The initial pressure, volume and temperature of an ideal gas are $1\text{atm},200\text{L}$ and $300\text{K}$ respectively. The volume and pressure of the ideal gas are adiabatically changed to $74.3\text{L}$ and $4\text{atm}$ respectively.
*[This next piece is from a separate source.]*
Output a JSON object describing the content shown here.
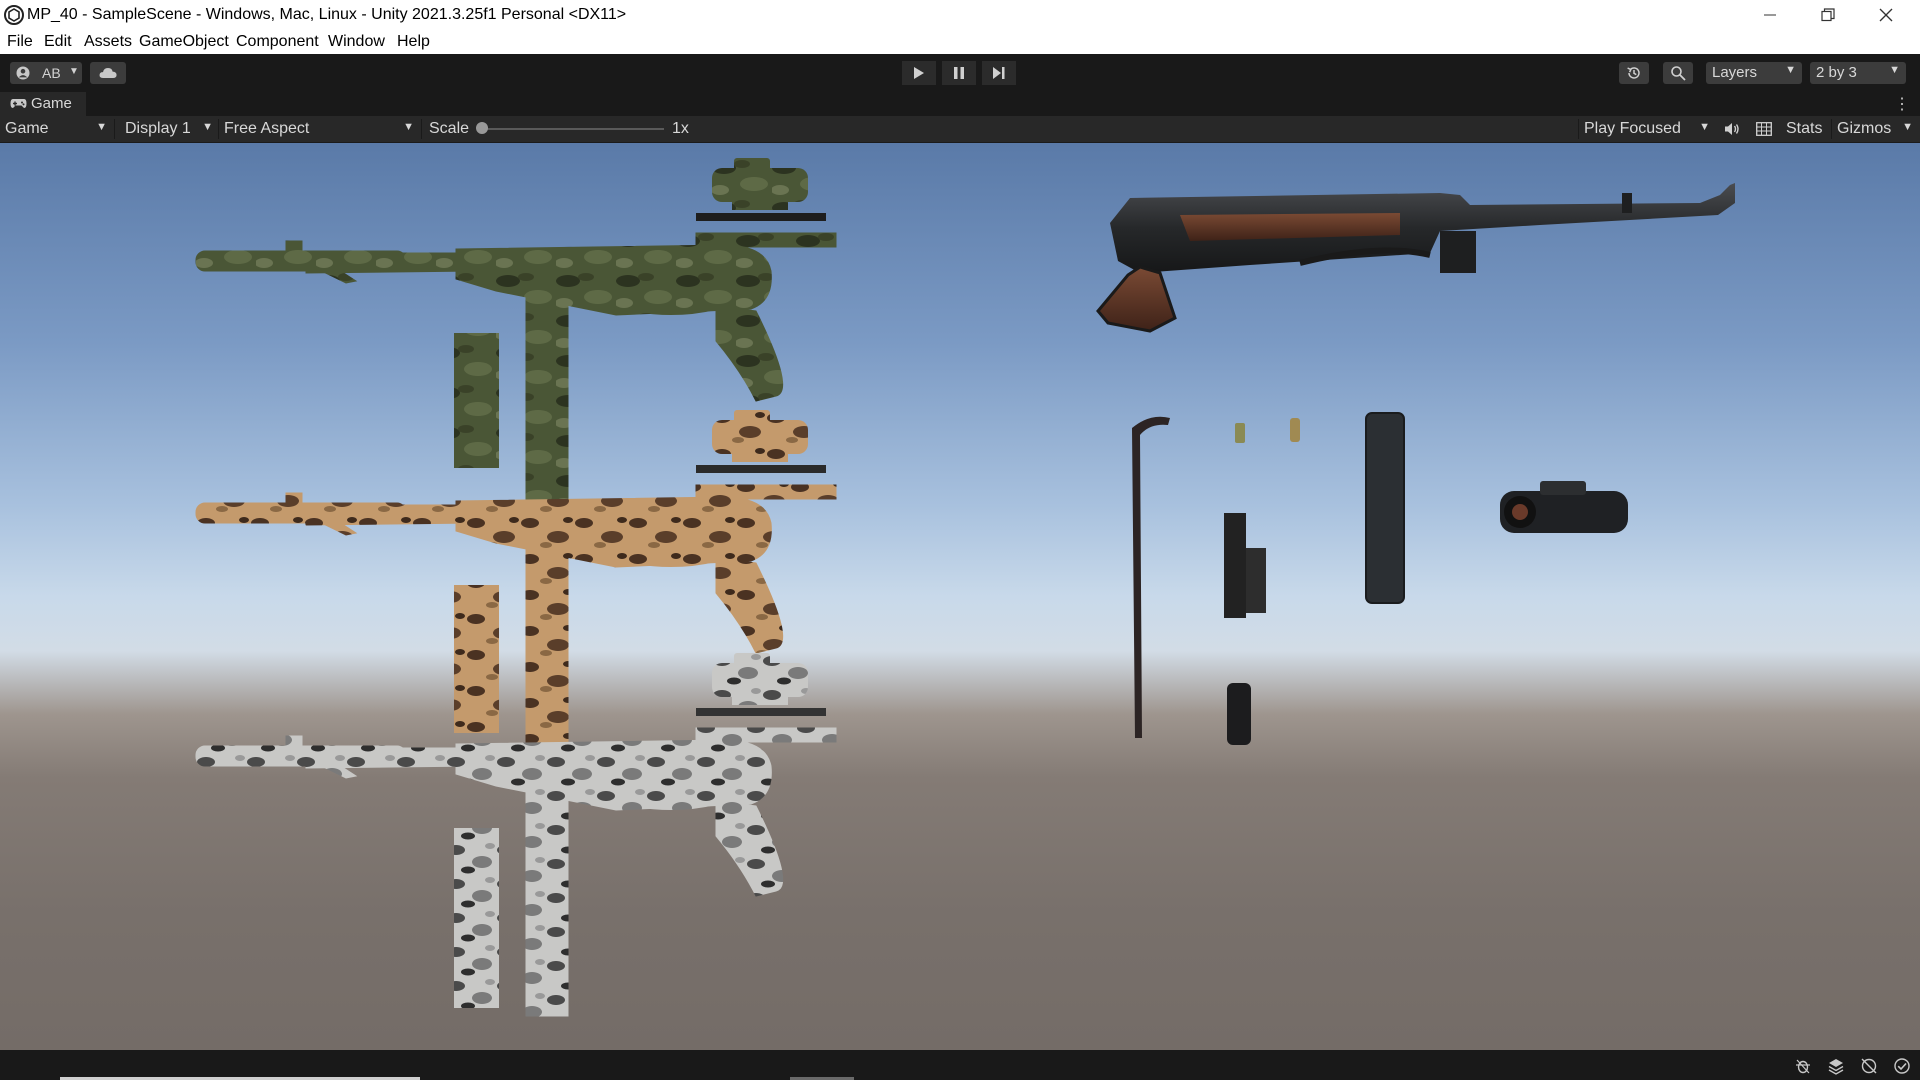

Then:
[Take $R=0.082{\text{L atm K}}^{-1}{\text{mol}}^{-1}$]

• A. Gas is monoatomic
• B. Gas is diatomic
• C. Final temperature is $446\text{K}$
• D. Gas has $8.13\text{moles}$

Answer 1

Answer: (B), (C), (D)

Gas has $8.13\text{moles}$

Given that
Initial volume $\left(V_i\right)=200\text{L}$
Final volume $\left(V_f\right)=74.3\text{L}$
Initial pressure $\left(P_i\right)=1\text{atm}$
Final pressure $\left(P_f\right)=4\text{atm}$
Initial temperature $\left(T_i\right)=300K$
For adiabatic process.
$P_i{V}_i^{\gamma }=P_f{V}_f^{\gamma }$
$\Rightarrow P_f=P_i{\left(\frac{V_i}{V_f}\right)}^{\gamma }$
$\Rightarrow 4\text{atm}=\left(1\text{atm}\right){\left(\frac{200\text{L}}{74.3\text{L}}\right)}^{\gamma }$
$\Rightarrow \gamma =\frac{\ln \left(\frac{P_f}{P_i}\right)}{\ln \left(\frac{V_i}{V_f}\right)}=\frac{\ln \left(\frac{4}{1}\right)}{\ln \left(\frac{200}{74.3}\right)}$
$\Rightarrow \gamma \approx 1.4=\frac{7}{5}$ (gas is diatomic)
Now, $PV=nRT$
$\frac{P_f{V}_f}{P_i{V}_i}=\frac{nR{T}_f}{nR{T}_i}$
$\Rightarrow T_f=\frac{P_f{V}_f}{P_i{V}_i}\times T_i$
$\Rightarrow T_f=\frac{4\times 74.3}{1\times 200}\times 300$
$T_f=445.8\cong 446\text{K}$
and
$n=\frac{P_i{V}_i}{R{T}_i}=\frac{1\times 200}{0.082\times 300}(R=0.082{\text{L atm K}}^{-1}{\text{mol}}^{-1})$
$n=8.13\text{moles}$
Hence, options $\left(b\right),\left(c\right)$ and $\left(d\right)$ are correct.